The Bully of Order, a novel depicting the lawless Pacific Coast at the turn of the 20th century, tracks the lives of a family at the mercy of violent social and historical forces. Readers said that while the story is “violent, dark and crude,” Hart’s “artistry with the language” and “exacting, loving detail,” creates a clear, dramatic narrative.
Drawing on the real-life experiences and writing of Margaret Mead as inspiration, Euphoria follows the dangerously intertwined lives of three anthropologists studying tribes in New Guinea. King, readers said, “is not one to fall prey to cheap contrivances,” deftly building suspense among the “compelling depicted characters.” All told, one reader said, “Euphoria is a gem.”
In the National Book Award-winning Redeployment, the horrors of war take center stage. As they read about characters on the front lines in Iraq and Afghanistan, readers called the short stories “explicit, emotional and also enlightening,” that they “cut to the marrow of the warrior. … Each skillfully constructed narrative tells a tale of emotional, physical or spiritual depths.”
All Eyes Are Upon Us is a history of race and politics in the Northeast, a region with a long and celebrated history of racial equality and liberalism. But Sokol’s book reveals the deep-seated racism in the region, and a resulting gap between its ideals and its reality. Readers called the book “timely, important and fascinating,” and Sokol’s research “clearly presented.”
Interconnected short stories make up the novel of The Scatter Here is Too Great, a love letter to the Pakistan city of Karachi, its inhabitants and the often-violent interruptions to their daily lives. Tanweer is a “masterful writer,” a reader said, while another described the work as “a lyrical meditation and a brilliant book.”
The short stories of The Witch refreshingly reintroduce readers to classic fairy tales, told in contemporary settings while still retaining the magic and suspense of their source material. Chautauqua Prize readers called Thompson’s writing “elegant in its simplicity” and “a reader’s delight,” and commended the stories for being “gripping tales, refreshing our pleasure in storytelling as an art that warns, instructs and enthralls.”
Awarded annually since 2012, The Chautauqua Prize draws upon Chautauqua Institution’s considerable literary legacy to celebrate a book that provides a richly rewarding reading experience and to honor the author for a significant contribution to the literary arts.

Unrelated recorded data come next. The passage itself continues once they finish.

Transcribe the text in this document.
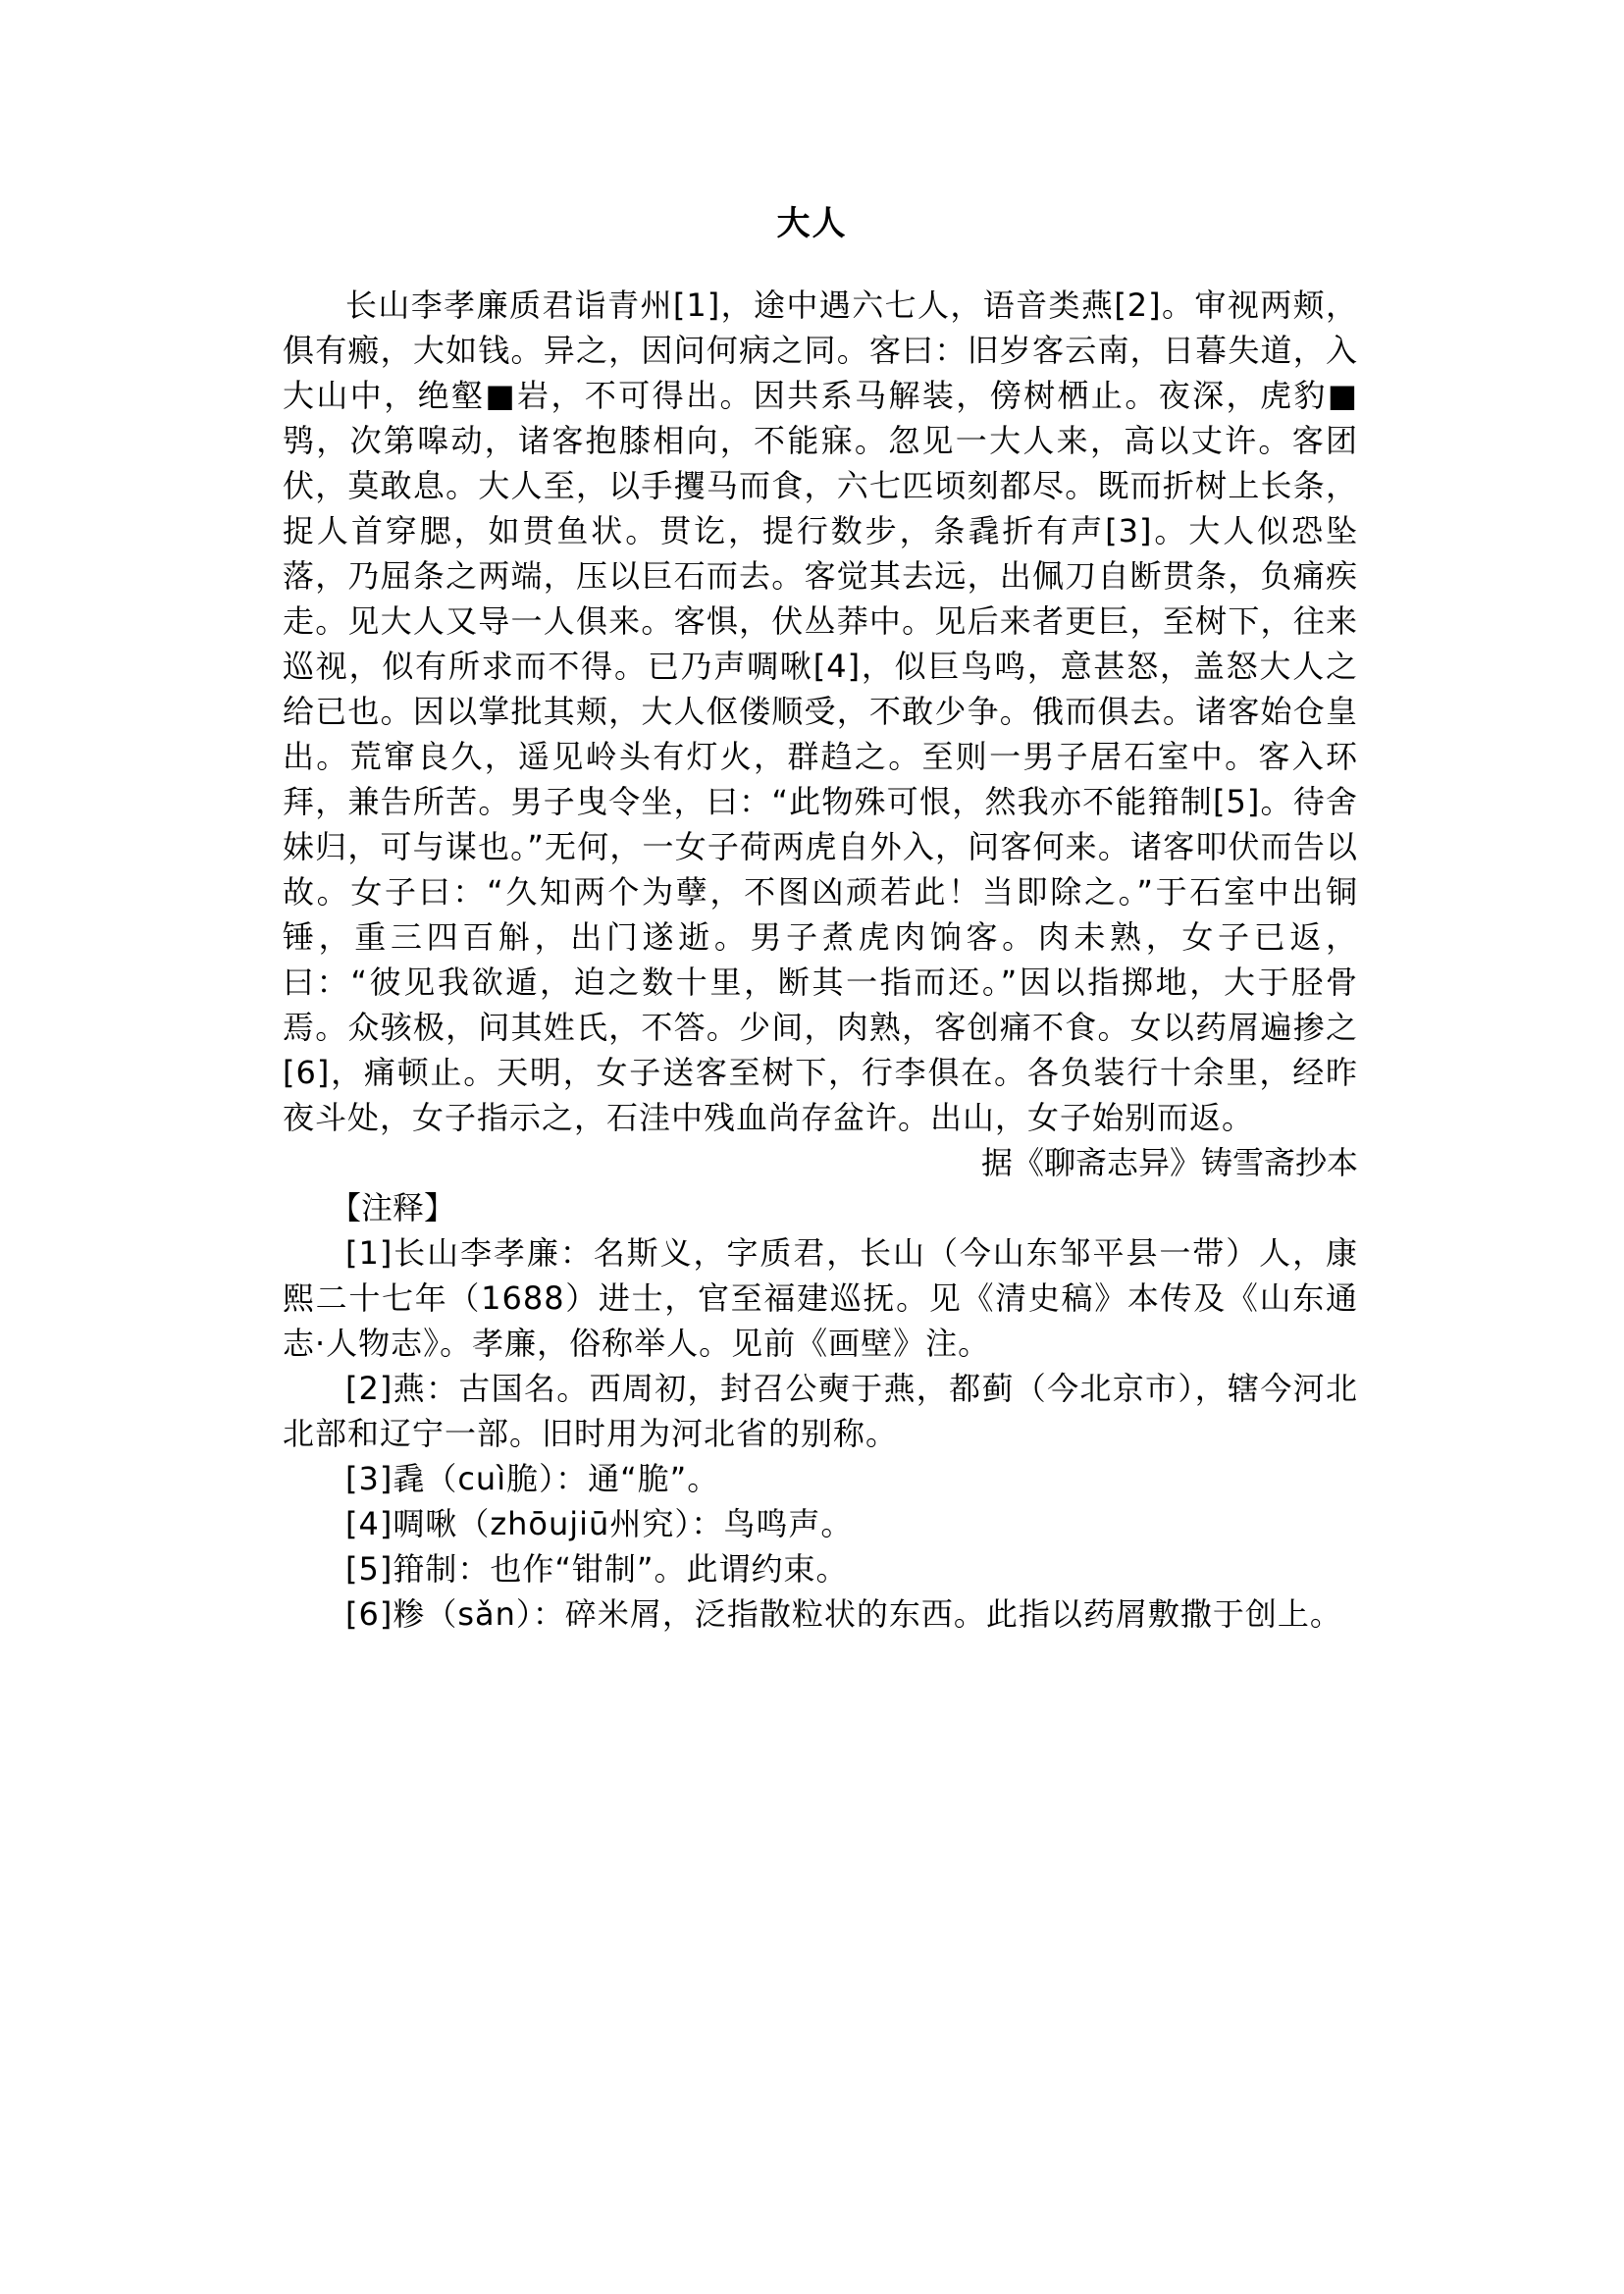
大人

长山李孝廉质君诣青州[1]，途中遇六七人，语音类燕[2]。审视两颊，俱有瘢，大如钱。异之，因问何病之同。客曰：旧岁客云南，日暮失道，入大山中，绝壑■岩，不可得出。因共系马解装，傍树栖止。夜深，虎豹■鸮，次第嗥动，诸客抱膝相向，不能寐。忽见一大人来，高以丈许。客团伏，莫敢息。大人至，以手攫马而食，六七匹顷刻都尽。既而折树上长条，捉人首穿腮，如贯鱼状。贯讫，提行数步，条毳折有声[3]。大人似恐坠落，乃屈条之两端，压以巨石而去。客觉其去远，出佩刀自断贯条，负痛疾走。见大人又导一人俱来。客惧，伏丛莽中。见后来者更巨，至树下，往来巡视，似有所求而不得。已乃声啁啾[4]，似巨鸟鸣，意甚怒，盖怒大人之给已也。因以掌批其颊，大人伛偻顺受，不敢少争。俄而俱去。诸客始仓皇出。荒窜良久，遥见岭头有灯火，群趋之。至则一男子居石室中。客入环拜，兼告所苦。男子曳令坐，曰：“此物殊可恨，然我亦不能箝制[5]。待舍妹归，可与谋也。”无何，一女子荷两虎自外入，问客何来。诸客叩伏而告以故。女子曰：“久知两个为孽，不图凶顽若此！当即除之。”于石室中出铜锤，重三四百斛，出门遂逝。男子煮虎肉饷客。肉未熟，女子已返，曰：“彼见我欲遁，迫之数十里，断其一指而还。”因以指掷地，大于胫骨焉。众骇极，问其姓氏，不答。少间，肉熟，客创痛不食。女以药屑遍掺之[6]，痛顿止。天明，女子送客至树下，行李俱在。各负装行十余里，经昨夜斗处，女子指示之，石洼中残血尚存盆许。出山，女子始别而返。

据《聊斋志异》铸雪斋抄本

【注释】

[1]长山李孝廉：名斯义，字质君，长山（今山东邹平县一带）人，康熙二十七年（1688）进士，官至福建巡抚。见《清史稿》本传及《山东通志·人物志》。孝廉，俗称举人。见前《画壁》注。

[2]燕：古国名。西周初，封召公奭于燕，都蓟（今北京市），辖今河北北部和辽宁一部。旧时用为河北省的别称。

[3]毳（cuì脆）：通“脆”。

[4]啁啾（zhōujiū州究）：鸟鸣声。

[5]箝制：也作“钳制”。此谓约束。

[6]糁（sǎn）：碎米屑，泛指散粒状的东西。此指以药屑敷撒于创上。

The author of the winning book will receive $7,500 and all travel and expenses for a one-week summer residency at Chautauqua.
With a history steeped in the literary arts, Chautauqua Institution is the home of the Chautauqua Literary and Scientific Circle, founded in 1878, which honors at least nine outstanding books of fiction, nonfiction, essays and poetry every summer. Further literary arts programming at Chautauqua includes summer-long interaction of published and aspiring writers at the Chautauqua Writers’ Center, the intensive workshops of the nationally recognized Chautauqua Writers’ Festival, and lectures by prominent authors on the art and craft of writing.
Details on The Chautauqua Prize are online at ciweb.org/prize.